Several times during the morning his children came to him on the run telling him something with hurried voices about Jesus the Nazarene. Ben-Tobith stopped and listened to them for a moment, with wrinkled face, but then angrily stamped his foot and drove them away. He was a kindly man, fond of children, but now it annoyed him to be pestered with all sorts of trivial things.

It was also annoying to him that the streets and the neighboring roofs were crowded with people who seemed to have nothing to do but gaze curiously upon Ben-Tobith whose head was tied with a kerchief like a woman’s. And he was already on the point of going downstairs, when his wife said to him:

“Look, they are leading the robbers. Perhaps this might take your mind away from your pain.”

“Leave me alone, please. Don’t you see how I suffer?” angrily retorted Ben-Tobith. But the words of his wife held out a vague promise that his toothache might pass, and he reluctantly walked over to the edge of the roof. Inclining his head to one side, he shut one eye, held a hand to his cheek, made a wry, sniveling grimace and looked down.

Up the steep ascent of the narrow street moved a confused and enormous mob of people in a cloud of dust and with a ceaseless uproar. In the midst of it, bowed under the burden of their crosses, marched the evildoers, and over their heads swished the whips of the Roman soldiers like sinuous dark-skinned serpents.

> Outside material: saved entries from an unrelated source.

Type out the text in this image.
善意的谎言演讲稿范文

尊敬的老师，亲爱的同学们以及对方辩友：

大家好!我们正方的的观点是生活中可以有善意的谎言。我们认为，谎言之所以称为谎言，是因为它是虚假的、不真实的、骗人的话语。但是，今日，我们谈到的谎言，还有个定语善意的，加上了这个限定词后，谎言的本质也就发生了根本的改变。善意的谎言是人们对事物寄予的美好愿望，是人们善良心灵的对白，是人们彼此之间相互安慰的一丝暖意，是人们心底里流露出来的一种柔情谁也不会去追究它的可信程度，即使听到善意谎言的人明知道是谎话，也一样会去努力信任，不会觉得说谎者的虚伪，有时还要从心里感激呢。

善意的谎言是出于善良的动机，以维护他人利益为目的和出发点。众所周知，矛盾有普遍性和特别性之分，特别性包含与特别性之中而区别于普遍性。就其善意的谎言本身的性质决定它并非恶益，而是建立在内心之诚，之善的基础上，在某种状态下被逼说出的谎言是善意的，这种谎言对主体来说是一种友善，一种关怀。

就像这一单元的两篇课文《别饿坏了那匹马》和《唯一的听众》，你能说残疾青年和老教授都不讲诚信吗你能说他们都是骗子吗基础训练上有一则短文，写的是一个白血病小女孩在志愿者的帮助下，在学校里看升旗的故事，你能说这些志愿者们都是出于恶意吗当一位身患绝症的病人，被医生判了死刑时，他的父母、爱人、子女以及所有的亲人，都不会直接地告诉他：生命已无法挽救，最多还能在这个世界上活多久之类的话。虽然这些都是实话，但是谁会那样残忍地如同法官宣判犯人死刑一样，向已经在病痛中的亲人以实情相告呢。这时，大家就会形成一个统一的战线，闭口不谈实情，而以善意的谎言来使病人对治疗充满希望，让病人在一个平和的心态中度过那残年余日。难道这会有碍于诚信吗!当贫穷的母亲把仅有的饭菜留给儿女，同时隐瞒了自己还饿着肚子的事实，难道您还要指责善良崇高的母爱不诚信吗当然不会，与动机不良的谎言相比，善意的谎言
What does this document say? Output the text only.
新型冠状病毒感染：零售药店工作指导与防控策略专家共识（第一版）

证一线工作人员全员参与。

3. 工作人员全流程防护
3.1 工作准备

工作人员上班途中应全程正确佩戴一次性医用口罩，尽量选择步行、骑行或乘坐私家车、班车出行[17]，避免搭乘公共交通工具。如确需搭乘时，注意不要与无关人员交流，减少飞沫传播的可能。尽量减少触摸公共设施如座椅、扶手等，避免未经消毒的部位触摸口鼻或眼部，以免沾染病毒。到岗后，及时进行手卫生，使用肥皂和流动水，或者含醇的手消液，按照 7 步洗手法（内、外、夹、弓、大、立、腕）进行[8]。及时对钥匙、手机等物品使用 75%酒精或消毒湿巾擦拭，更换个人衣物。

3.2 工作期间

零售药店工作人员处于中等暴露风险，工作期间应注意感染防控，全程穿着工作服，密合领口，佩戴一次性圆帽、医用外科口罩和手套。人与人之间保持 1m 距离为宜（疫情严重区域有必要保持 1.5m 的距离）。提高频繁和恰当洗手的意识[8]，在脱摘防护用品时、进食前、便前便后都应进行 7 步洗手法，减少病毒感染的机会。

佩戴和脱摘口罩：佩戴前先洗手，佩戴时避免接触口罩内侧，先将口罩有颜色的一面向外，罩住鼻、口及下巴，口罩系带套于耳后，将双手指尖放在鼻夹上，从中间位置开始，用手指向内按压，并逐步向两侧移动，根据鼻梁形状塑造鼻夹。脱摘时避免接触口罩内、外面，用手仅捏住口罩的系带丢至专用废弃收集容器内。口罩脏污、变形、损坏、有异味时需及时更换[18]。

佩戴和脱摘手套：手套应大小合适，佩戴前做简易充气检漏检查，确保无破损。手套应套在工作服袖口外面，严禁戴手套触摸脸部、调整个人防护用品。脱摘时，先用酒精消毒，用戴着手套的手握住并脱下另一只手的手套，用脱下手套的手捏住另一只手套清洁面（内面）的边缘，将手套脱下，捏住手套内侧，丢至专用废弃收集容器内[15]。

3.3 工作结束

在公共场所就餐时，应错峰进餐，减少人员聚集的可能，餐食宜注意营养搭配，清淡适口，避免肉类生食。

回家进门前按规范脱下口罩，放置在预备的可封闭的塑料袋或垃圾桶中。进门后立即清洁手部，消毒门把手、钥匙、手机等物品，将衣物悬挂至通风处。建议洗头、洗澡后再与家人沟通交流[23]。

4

One of them, he with the long, light locks, in a torn and blood-stained cloak, stumbled over a stone which someone had thrown before his feet and fell. The shouts increased in loudness, and the crowd closed in about the fallen man like a sea of motley waves.

Ben-Tobith suddenly shuddered with the pain; it seemed as though someone had pierced his tooth with a red-hot needle and twisted it around; he groaned “oo-oo-oo,” and walked away from the edge of the roof, wryly indifferent and wrathful.

“How they yell!” he enviously muttered, picturing to himself their wide-opened mouths with strong and pain-free teeth, and thinking how he might yell himself if he were only well. This mental picture added fury to his pain, and he shook his bandaged head vehemently and howled “moo-moo-moo.”

“They say that he healed the blind,” observed his wife clinging to the edge of the roof and casting a stone at the spot where Jesus was slowly moving onward, having been raised to his feet by the soldiers’ whips.

“Or course! Of course! He might have cured my toothache,” replied Ben-Tobith sarcastically and with irritation, adding bitterly: “Just look at the dust they are raising Like a herd of cattle. They should be scattered with rods. Lead me downstairs, Sarah!”

The wife was right; the spectacle had diverted him somewhat, or perhaps the rat dung remedy finally proved its efficacy, and he managed to go to sleep. And when he woke up, the pain was almost gone, only a swelling had formed on his right cheek, so slight a swelling, in fact, as to be hardly noticeable. His wife said that it could not be seen at all, but Ben-Tobith smiled craftily, he knew what a good wife he had and how ready she was to say agreeable things. His neighbor, Samuel, the tanner, had come meanwhile, and Ben-Tobith took him to see the new ass; he proudly listened to his neighbor’s words of praise for the animal and for its master.